When The Legend of Zelda: Ocarina of Time came out for the Nintendo 64 nearly 13 years ago, it was a monumental game, one that revolutionized the franchise and influenced other adventure games for years to come. Sadly, a lot of you might agree that the series has stagnated a bit, to the point where there doesn’t seem to be much in the way of heart and soul in any of the games.
That point only becomes more apparent with Ocarina of Time 3D, Nintendo’s update to the graphically inferior original. Thirteen years later, it’s still a game bursting with charm, classic gameplay, and a surprisingly captivating, timeless storyline.
There really isn’t much to say about Ocarina of Time 3D; I’m sure you’ve already heard most of it. The one big problem with playing the original now was the terribly outdated polygonal graphics. Trying to play the original on the Wii Virtual Console was absolutely excruciating.
That’s thankfully been fixed, and in a way that I wouldn’t have thought possible. The game now straight up looks gorgeous, and while it doesn’t stack up to the polished HD graphics of console games today, it’s certainly eons better than saying a sphere with various cones and triangles placed on it is Link’s head and face.
Storywise, it’s your typical Legend of Zelda yarn, a simple “clueless boy sets out to unknowingly become the one who saves the world” plot. It’s not multilayered or subtle, but Legend of Zelda stories don’t have to be complicated, as long as there’s an air of sincerity and genuine heart behind the narrative, and Ocarina of Time 3D has that in spades. Once again, it’s a severe contrast to a game like Twilight Princess, where there was a sizable amount of exposition and an amazing atmosphere, but a pretty massive lack of heart behind the characters or their stories.
In terms of gameplay, Ocarina of Time 3D might be the standard for action adventure titles. The dungeons are classic, the puzzles are surprisingly tough, even all these years later, and the bosses are appropriately epic. The few hiccups they had in the original, namely the Water Temple, have been fixed easily with the implementation of the touch screen to switch items seamlessly, and each dungeon is just a joy to explore and play. Each riddle or puzzle that you come across is intuitive, and while some may be headscratchers, they’re not completely frustrating swerves from nowhere.
In addition to the main quest, Nintendo’s added the “Master Quest” choice as well, which mirrors the world and makes enemies considerably more difficult to kill. Under any other circumstances, it would seem like a cop-out way to add more content, but with such an already meaty, satisfying game, something as simple as mirroring a world is an easy way to persuade one to play it once again.
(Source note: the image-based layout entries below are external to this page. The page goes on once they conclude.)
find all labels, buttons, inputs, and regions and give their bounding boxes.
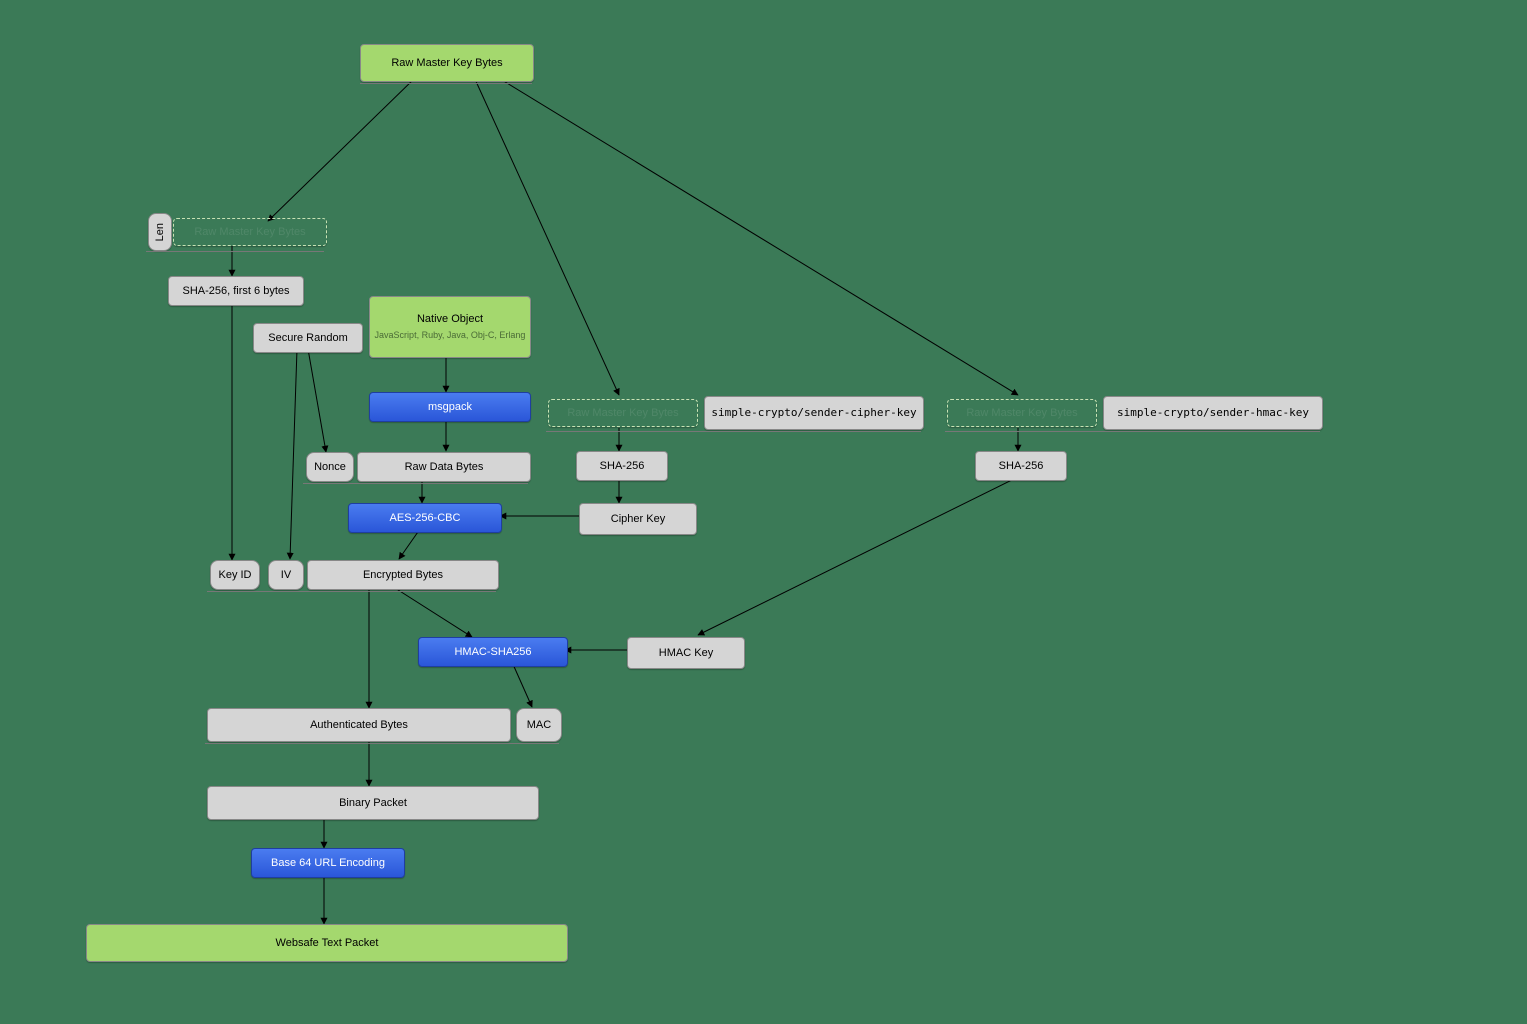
node-salt-cipher: simple-crypto/sender-cipher-key: [704, 396, 924, 430]
node-secure-random: Secure Random: [253, 323, 363, 353]
node-raw-master-key: Raw Master Key Bytes: [360, 44, 534, 82]
node-hmac-key: HMAC Key: [627, 637, 745, 669]
node-sha256-cipher: SHA-256: [576, 451, 668, 481]
node-authenticated-bytes: Authenticated Bytes: [207, 708, 511, 742]
node-base64: Base 64 URL Encoding: [251, 848, 405, 878]
edges-layer: [0, 0, 1527, 1024]
node-len: Len: [148, 213, 172, 251]
node-websafe-packet: Websafe Text Packet: [86, 924, 568, 962]
node-ghost-master-2: Raw Master Key Bytes: [548, 399, 698, 427]
node-binary-packet: Binary Packet: [207, 786, 539, 820]
native-object-sub: JavaScript, Ruby, Java, Obj-C, Erlang: [375, 330, 526, 342]
node-iv: IV: [268, 560, 304, 590]
node-cipher-key: Cipher Key: [579, 503, 697, 535]
node-ghost-master-3: Raw Master Key Bytes: [947, 399, 1097, 427]
node-nonce: Nonce: [306, 452, 354, 482]
native-object-title: Native Object: [417, 312, 483, 326]
node-raw-data-bytes: Raw Data Bytes: [357, 452, 531, 482]
node-encrypted-bytes: Encrypted Bytes: [307, 560, 499, 590]
node-mac: MAC: [516, 708, 562, 742]
node-native-object: Native Object JavaScript, Ruby, Java, Ob…: [369, 296, 531, 358]
node-msgpack: msgpack: [369, 392, 531, 422]
node-key-id: Key ID: [210, 560, 260, 590]
node-hmac-sha256: HMAC-SHA256: [418, 637, 568, 667]
node-ghost-master-1: Raw Master Key Bytes: [173, 218, 327, 246]
node-aes-256-cbc: AES-256-CBC: [348, 503, 502, 533]
node-sha256-hmac: SHA-256: [975, 451, 1067, 481]
node-salt-hmac: simple-crypto/sender-hmac-key: [1103, 396, 1323, 430]
node-sha256-first6: SHA-256, first 6 bytes: [168, 276, 304, 306]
Ocarina of Time 3D is definitely a bittersweet “entry” into the series. On one hand, they fixed all the shortcomings of the original, and essentially made what some might argue to be a perfect action-adventure game. On the other hand, it really does highlight how far the franchise has fallen from grace in terms of unique, captivating gameplay and narrative. Really, what does it say when a rerelease of the very first 3D Legend of Zelda game is the best Zelda game released in years? I can only remain optimistic about Skyward Sword, but as it stands right now, Ocarina of Time 3D is the one to beat. An absolute must-own, no questions about it.